Bookstore shelves brim with guidebooks. There are guides to wealth, guides to childbirth, guides to colleges and guides to weight loss.
But what if a jury doesn’t buy your story and you’re headed to federal prison. Is there a guidebook for that, too?
Actually, there is.
The recently released Federal Prison Handbook: The Definitive Guide to Surviving the Federal Bureau of Prisons by Christopher Zoukis (www.prisonerresource.com) provides the newly incarcerated with remarkably practical tips, such as how to choose the correct (and safest) seat in the dining hall and how to greet your new cellmates properly your first day on the cellblock.
Although the handbook may seem like niche publishing at its finest, Zoukis says he sees a definite need created by a growing state and federal prison population that jumped more than 700 percent over the last four decades.
“If you don’t know someone ensnared by the American criminal justice system, someone you know surely does,” he says. “Believe it or not, someone connected to you or to a close friend probably needs this book.”
The information also could be useful to families and friends of inmates, attorneys, prison consultants, academics, sociologists and others, he says.
Zoukis, a prison-reform advocate and federal prison expert, knows the system from the inside. He’s serving time at the Federal Correctional Institution Petersburg Medium in Virginia, home to 1,555 inmates, and is scheduled for release in 2018.
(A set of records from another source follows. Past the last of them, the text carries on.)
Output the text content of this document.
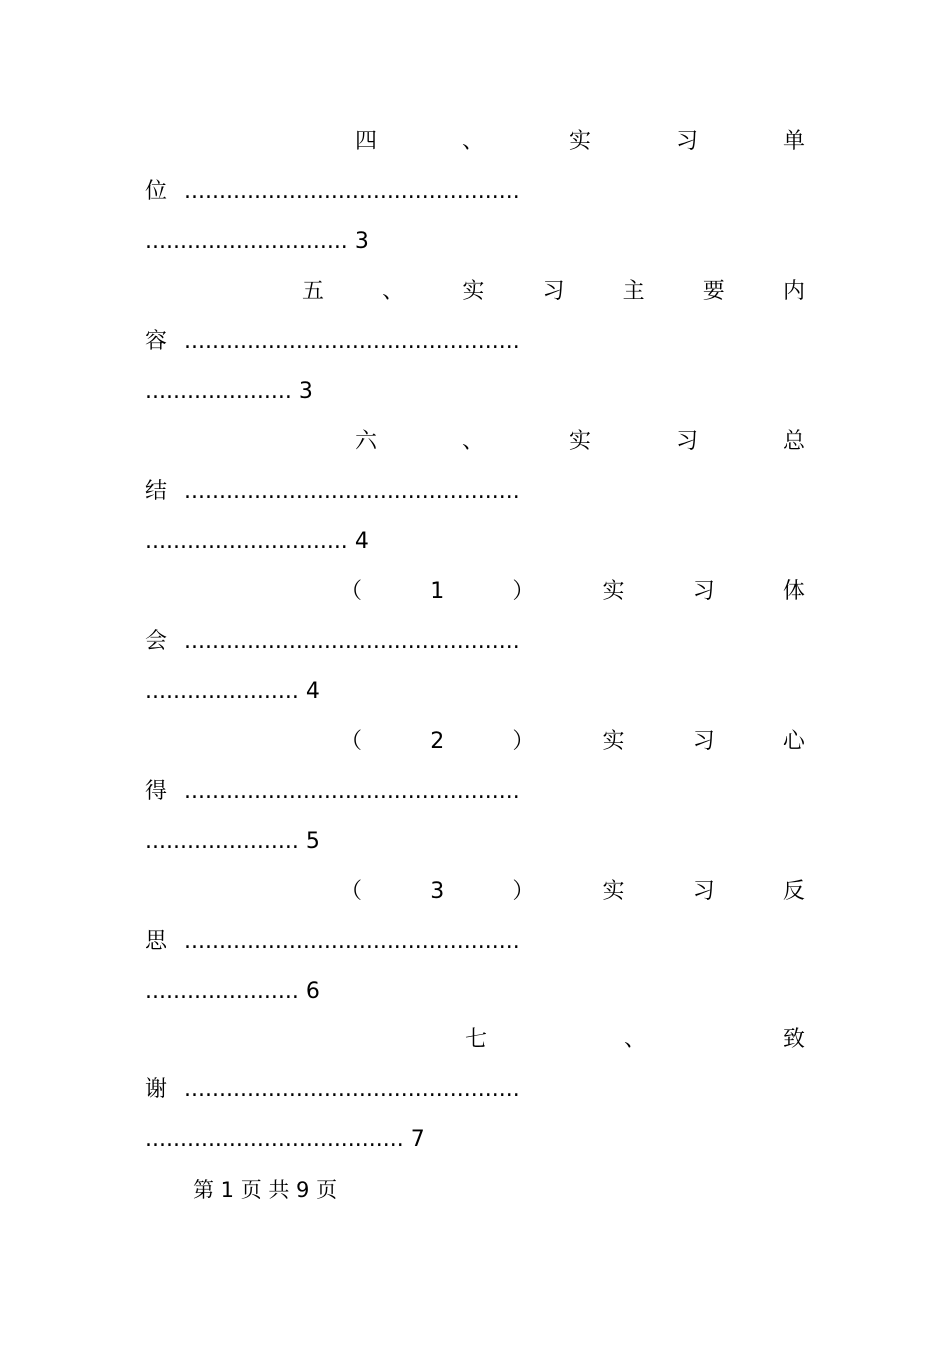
四	、	实	习	单
位 ................................................
............................. 3
五	、	实	习	主	要	内
容 ................................................
..................... 3
六	、	实	习	总
结 ................................................
............................. 4
（	1	）	实	习	体
会 ................................................
...................... 4
（	2	）	实	习	心
得 ................................................
...................... 5
（	3	）	实	习	反
思 ................................................
...................... 6
七	、	致
谢 ................................................
..................................... 7
第 1 页 共 9 页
Federal prisons themselves provide inmates with shorter, less detailed handbooks. Those share basic information, but fail to include useful survival pointers such as “never actually accuse someone of being an informant” and “even the most hardened, tattooed convict appreciates being treated civilly.”
Some of the other valuable instruction that newly incarcerated readers can discover within the Federal Prison Handbook’s 490 pages includes:
· The best ways to sidestep fights and the options that provide the greatest protection if a fight can’t be avoided. (Hint: Ignore the guards’ orders to stop and lie on the ground until it’s clear everyone else is secured. Better to endure a guard’s wrath than the physical pummeling from another inmate.)
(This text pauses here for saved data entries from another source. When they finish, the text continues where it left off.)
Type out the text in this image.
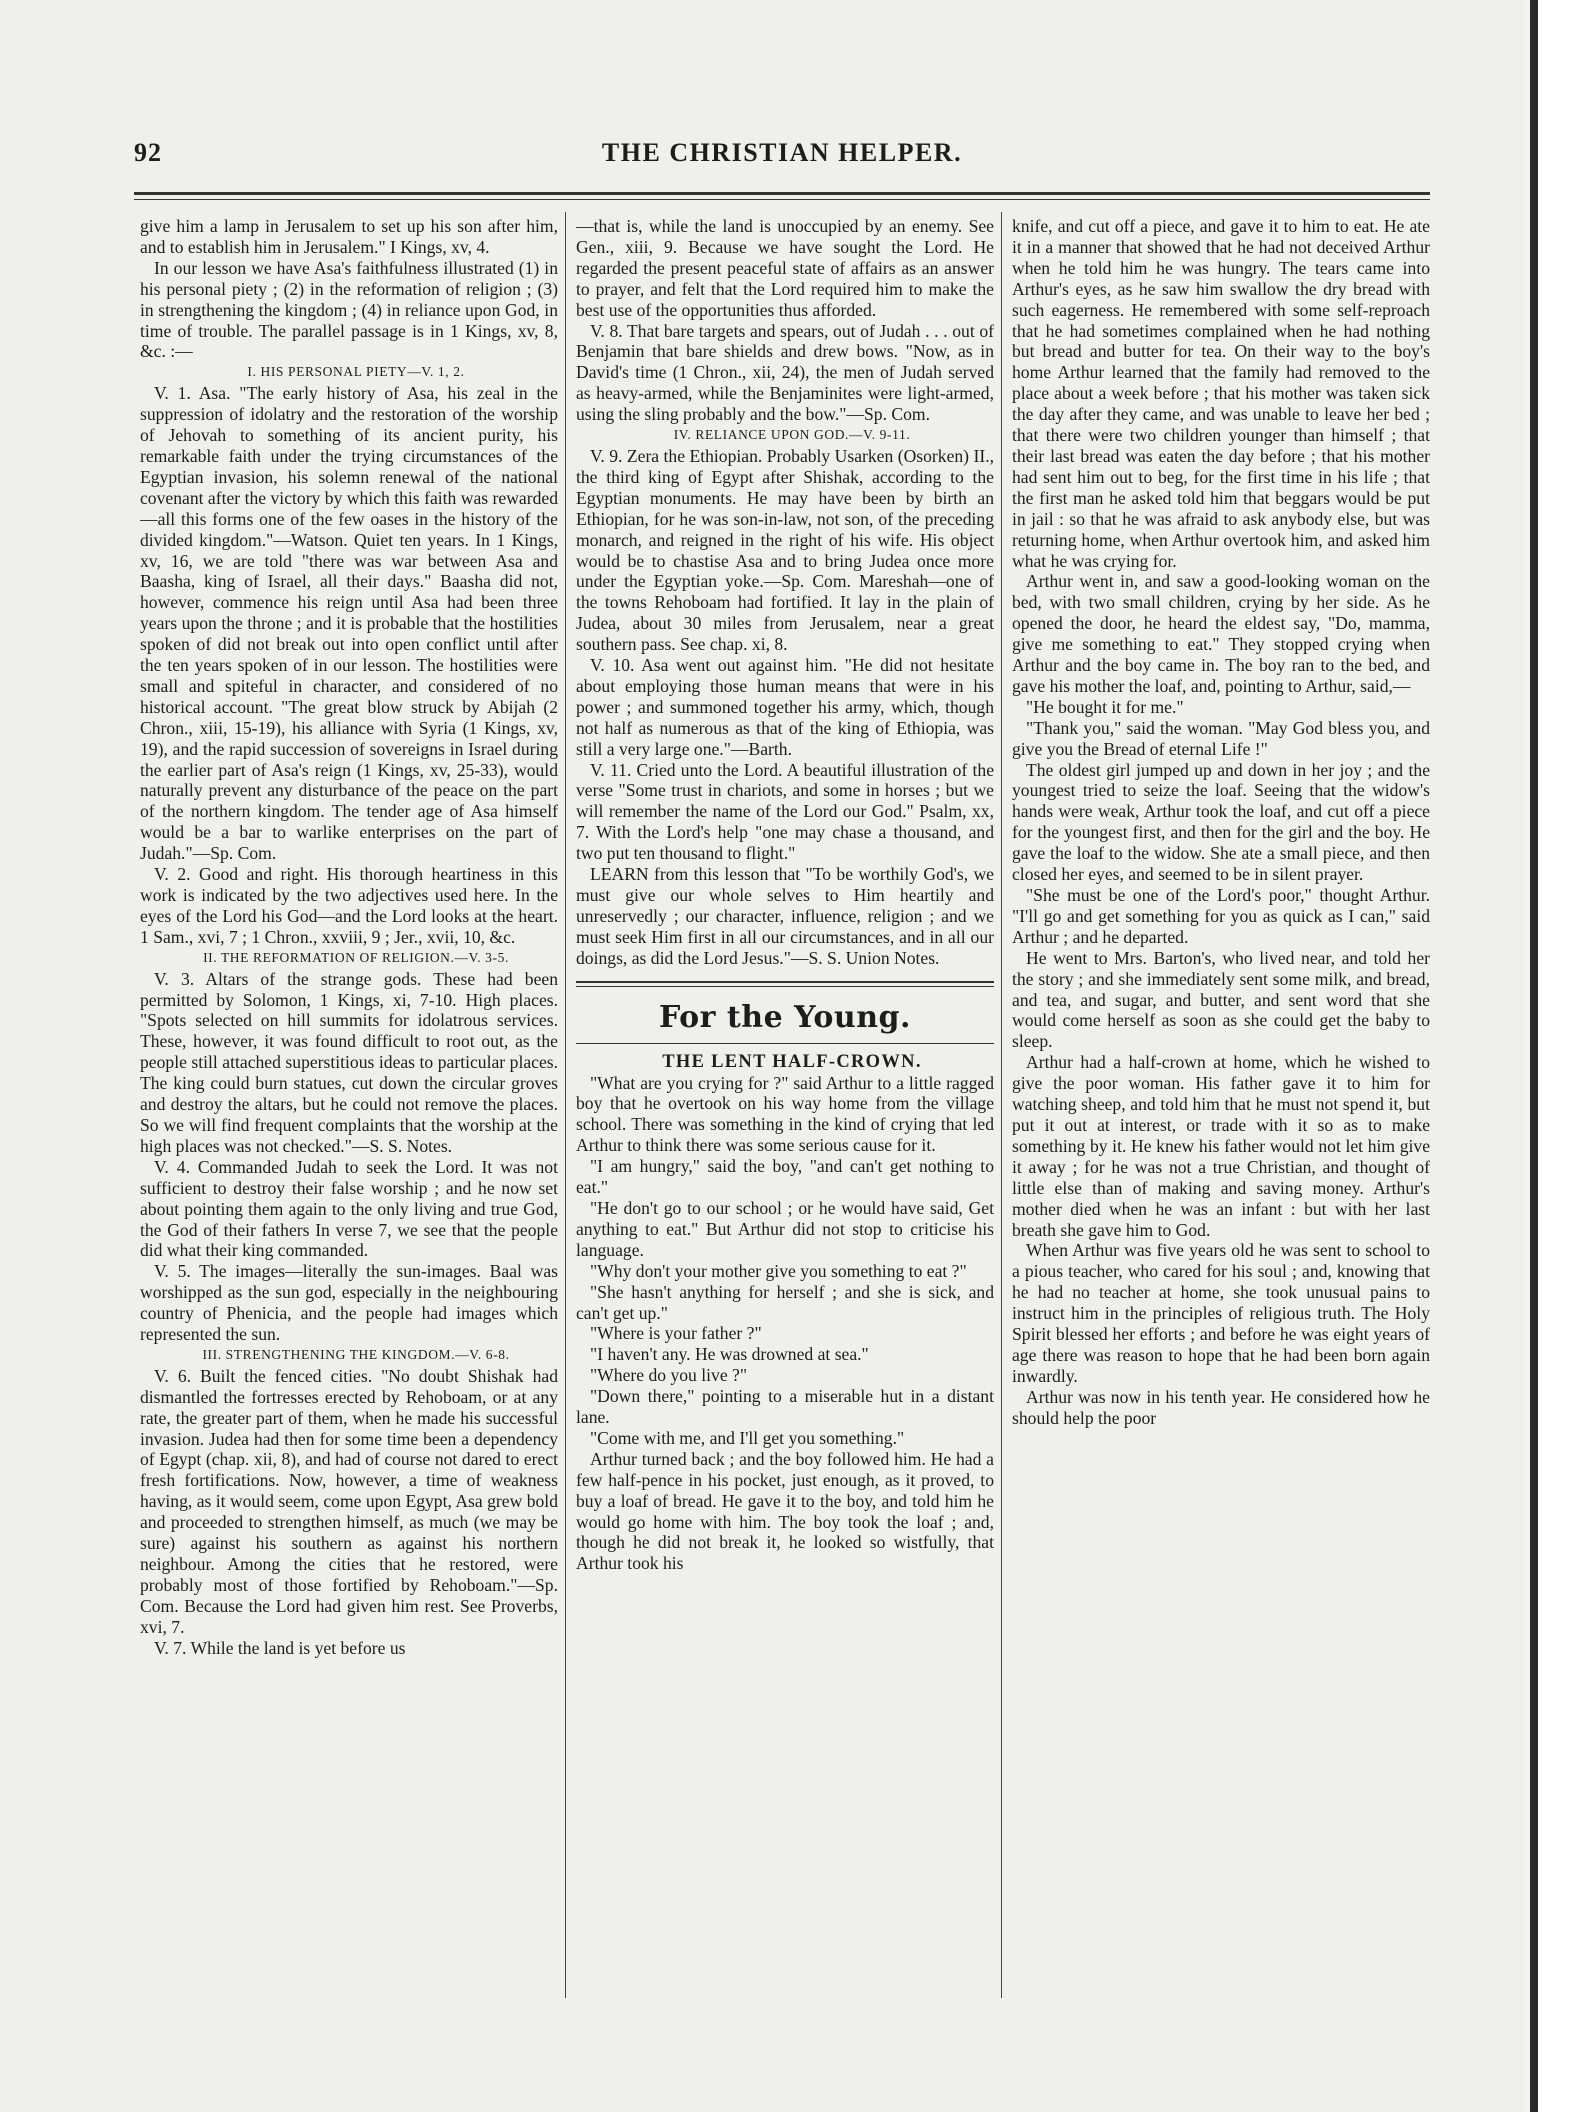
92	THE CHRISTIAN HELPER.

give him a lamp in Jerusalem to set up his son after him, and to establish him in Jerusalem." I Kings, xv, 4.

In our lesson we have Asa's faithfulness illustrated (1) in his personal piety ; (2) in the reformation of religion ; (3) in strengthening the kingdom ; (4) in reliance upon God, in time of trouble. The parallel passage is in 1 Kings, xv, 8, &c. :—

I. HIS PERSONAL PIETY—V. 1, 2.

V. 1. Asa. "The early history of Asa, his zeal in the suppression of idolatry and the restoration of the worship of Jehovah to something of its ancient purity, his remarkable faith under the trying circumstances of the Egyptian invasion, his solemn renewal of the national covenant after the victory by which this faith was rewarded—all this forms one of the few oases in the history of the divided kingdom."—Watson. Quiet ten years. In 1 Kings, xv, 16, we are told "there was war between Asa and Baasha, king of Israel, all their days." Baasha did not, however, commence his reign until Asa had been three years upon the throne ; and it is probable that the hostilities spoken of did not break out into open conflict until after the ten years spoken of in our lesson. The hostilities were small and spiteful in character, and considered of no historical account. "The great blow struck by Abijah (2 Chron., xiii, 15-19), his alliance with Syria (1 Kings, xv, 19), and the rapid succession of sovereigns in Israel during the earlier part of Asa's reign (1 Kings, xv, 25-33), would naturally prevent any disturbance of the peace on the part of the northern kingdom. The tender age of Asa himself would be a bar to warlike enterprises on the part of Judah."—Sp. Com.

V. 2. Good and right. His thorough heartiness in this work is indicated by the two adjectives used here. In the eyes of the Lord his God—and the Lord looks at the heart. 1 Sam., xvi, 7 ; 1 Chron., xxviii, 9 ; Jer., xvii, 10, &c.

II. THE REFORMATION OF RELIGION.—V. 3-5.

V. 3. Altars of the strange gods. These had been permitted by Solomon, 1 Kings, xi, 7-10. High places. "Spots selected on hill summits for idolatrous services. These, however, it was found difficult to root out, as the people still attached superstitious ideas to particular places. The king could burn statues, cut down the circular groves and destroy the altars, but he could not remove the places. So we will find frequent complaints that the worship at the high places was not checked."—S. S. Notes.

V. 4. Commanded Judah to seek the Lord. It was not sufficient to destroy their false worship ; and he now set about pointing them again to the only living and true God, the God of their fathers In verse 7, we see that the people did what their king commanded.

V. 5. The images—literally the sun-images. Baal was worshipped as the sun god, especially in the neighbouring country of Phenicia, and the people had images which represented the sun.

III. STRENGTHENING THE KINGDOM.—V. 6-8.

V. 6. Built the fenced cities. "No doubt Shishak had dismantled the fortresses erected by Rehoboam, or at any rate, the greater part of them, when he made his successful invasion. Judea had then for some time been a dependency of Egypt (chap. xii, 8), and had of course not dared to erect fresh fortifications. Now, however, a time of weakness having, as it would seem, come upon Egypt, Asa grew bold and proceeded to strengthen himself, as much (we may be sure) against his southern as against his northern neighbour. Among the cities that he restored, were probably most of those fortified by Rehoboam."—Sp. Com. Because the Lord had given him rest. See Proverbs, xvi, 7.

V. 7. While the land is yet before us

—that is, while the land is unoccupied by an enemy. See Gen., xiii, 9. Because we have sought the Lord. He regarded the present peaceful state of affairs as an answer to prayer, and felt that the Lord required him to make the best use of the opportunities thus afforded.

V. 8. That bare targets and spears, out of Judah . . . out of Benjamin that bare shields and drew bows. "Now, as in David's time (1 Chron., xii, 24), the men of Judah served as heavy-armed, while the Benjaminites were light-armed, using the sling probably and the bow."—Sp. Com.

IV. RELIANCE UPON GOD.—V. 9-11.

V. 9. Zera the Ethiopian. Probably Usarken (Osorken) II., the third king of Egypt after Shishak, according to the Egyptian monuments. He may have been by birth an Ethiopian, for he was son-in-law, not son, of the preceding monarch, and reigned in the right of his wife. His object would be to chastise Asa and to bring Judea once more under the Egyptian yoke.—Sp. Com. Mareshah—one of the towns Rehoboam had fortified. It lay in the plain of Judea, about 30 miles from Jerusalem, near a great southern pass. See chap. xi, 8.

V. 10. Asa went out against him. "He did not hesitate about employing those human means that were in his power ; and summoned together his army, which, though not half as numerous as that of the king of Ethiopia, was still a very large one."—Barth.

V. 11. Cried unto the Lord. A beautiful illustration of the verse "Some trust in chariots, and some in horses ; but we will remember the name of the Lord our God." Psalm, xx, 7. With the Lord's help "one may chase a thousand, and two put ten thousand to flight."

LEARN from this lesson that "To be worthily God's, we must give our whole selves to Him heartily and unreservedly ; our character, influence, religion ; and we must seek Him first in all our circumstances, and in all our doings, as did the Lord Jesus."—S. S. Union Notes.

For the Young.

THE LENT HALF-CROWN.

"What are you crying for ?" said Arthur to a little ragged boy that he overtook on his way home from the village school. There was something in the kind of crying that led Arthur to think there was some serious cause for it.

"I am hungry," said the boy, "and can't get nothing to eat."

"He don't go to our school ; or he would have said, Get anything to eat." But Arthur did not stop to criticise his language.

"Why don't your mother give you something to eat ?"

"She hasn't anything for herself ; and she is sick, and can't get up."

"Where is your father ?"

"I haven't any. He was drowned at sea."

"Where do you live ?"

"Down there," pointing to a miserable hut in a distant lane.

"Come with me, and I'll get you something."

Arthur turned back ; and the boy followed him. He had a few half-pence in his pocket, just enough, as it proved, to buy a loaf of bread. He gave it to the boy, and told him he would go home with him. The boy took the loaf ; and, though he did not break it, he looked so wistfully, that Arthur took his

knife, and cut off a piece, and gave it to him to eat. He ate it in a manner that showed that he had not deceived Arthur when he told him he was hungry. The tears came into Arthur's eyes, as he saw him swallow the dry bread with such eagerness. He remembered with some self-reproach that he had sometimes complained when he had nothing but bread and butter for tea. On their way to the boy's home Arthur learned that the family had removed to the place about a week before ; that his mother was taken sick the day after they came, and was unable to leave her bed ; that there were two children younger than himself ; that their last bread was eaten the day before ; that his mother had sent him out to beg, for the first time in his life ; that the first man he asked told him that beggars would be put in jail : so that he was afraid to ask anybody else, but was returning home, when Arthur overtook him, and asked him what he was crying for.

Arthur went in, and saw a good-looking woman on the bed, with two small children, crying by her side. As he opened the door, he heard the eldest say, "Do, mamma, give me something to eat." They stopped crying when Arthur and the boy came in. The boy ran to the bed, and gave his mother the loaf, and, pointing to Arthur, said,—

"He bought it for me."

"Thank you," said the woman. "May God bless you, and give you the Bread of eternal Life !"

The oldest girl jumped up and down in her joy ; and the youngest tried to seize the loaf. Seeing that the widow's hands were weak, Arthur took the loaf, and cut off a piece for the youngest first, and then for the girl and the boy. He gave the loaf to the widow. She ate a small piece, and then closed her eyes, and seemed to be in silent prayer.

"She must be one of the Lord's poor," thought Arthur. "I'll go and get something for you as quick as I can," said Arthur ; and he departed.

He went to Mrs. Barton's, who lived near, and told her the story ; and she immediately sent some milk, and bread, and tea, and sugar, and butter, and sent word that she would come herself as soon as she could get the baby to sleep.

Arthur had a half-crown at home, which he wished to give the poor woman. His father gave it to him for watching sheep, and told him that he must not spend it, but put it out at interest, or trade with it so as to make something by it. He knew his father would not let him give it away ; for he was not a true Christian, and thought of little else than of making and saving money. Arthur's mother died when he was an infant : but with her last breath she gave him to God.

When Arthur was five years old he was sent to school to a pious teacher, who cared for his soul ; and, knowing that he had no teacher at home, she took unusual pains to instruct him in the principles of religious truth. The Holy Spirit blessed her efforts ; and before he was eight years of age there was reason to hope that he had been born again inwardly.

Arthur was now in his tenth year. He considered how he should help the poor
· How to avoid scams, schemes, thefts and other problems while living in a population with more than a few untrustworthy individuals.
· How to find what you need in the prison’s underground economy, and how the preferred legal tender is postage stamps and, oddly enough, packages of mackerel.
Zoukis hasn’t been idle during his time behind the prison walls. He has written two other books, College for Convicts and Prison Education Guide, and also is a contributing writer to The Huffington Post, New York Daily News and Prison Legal News.
“I like to think of myself as both a student and a scholar of prison life,” he says. “I’m able to guide people through life in prison because it’s not just something I’ve heard about or read about. I’ve experienced it.”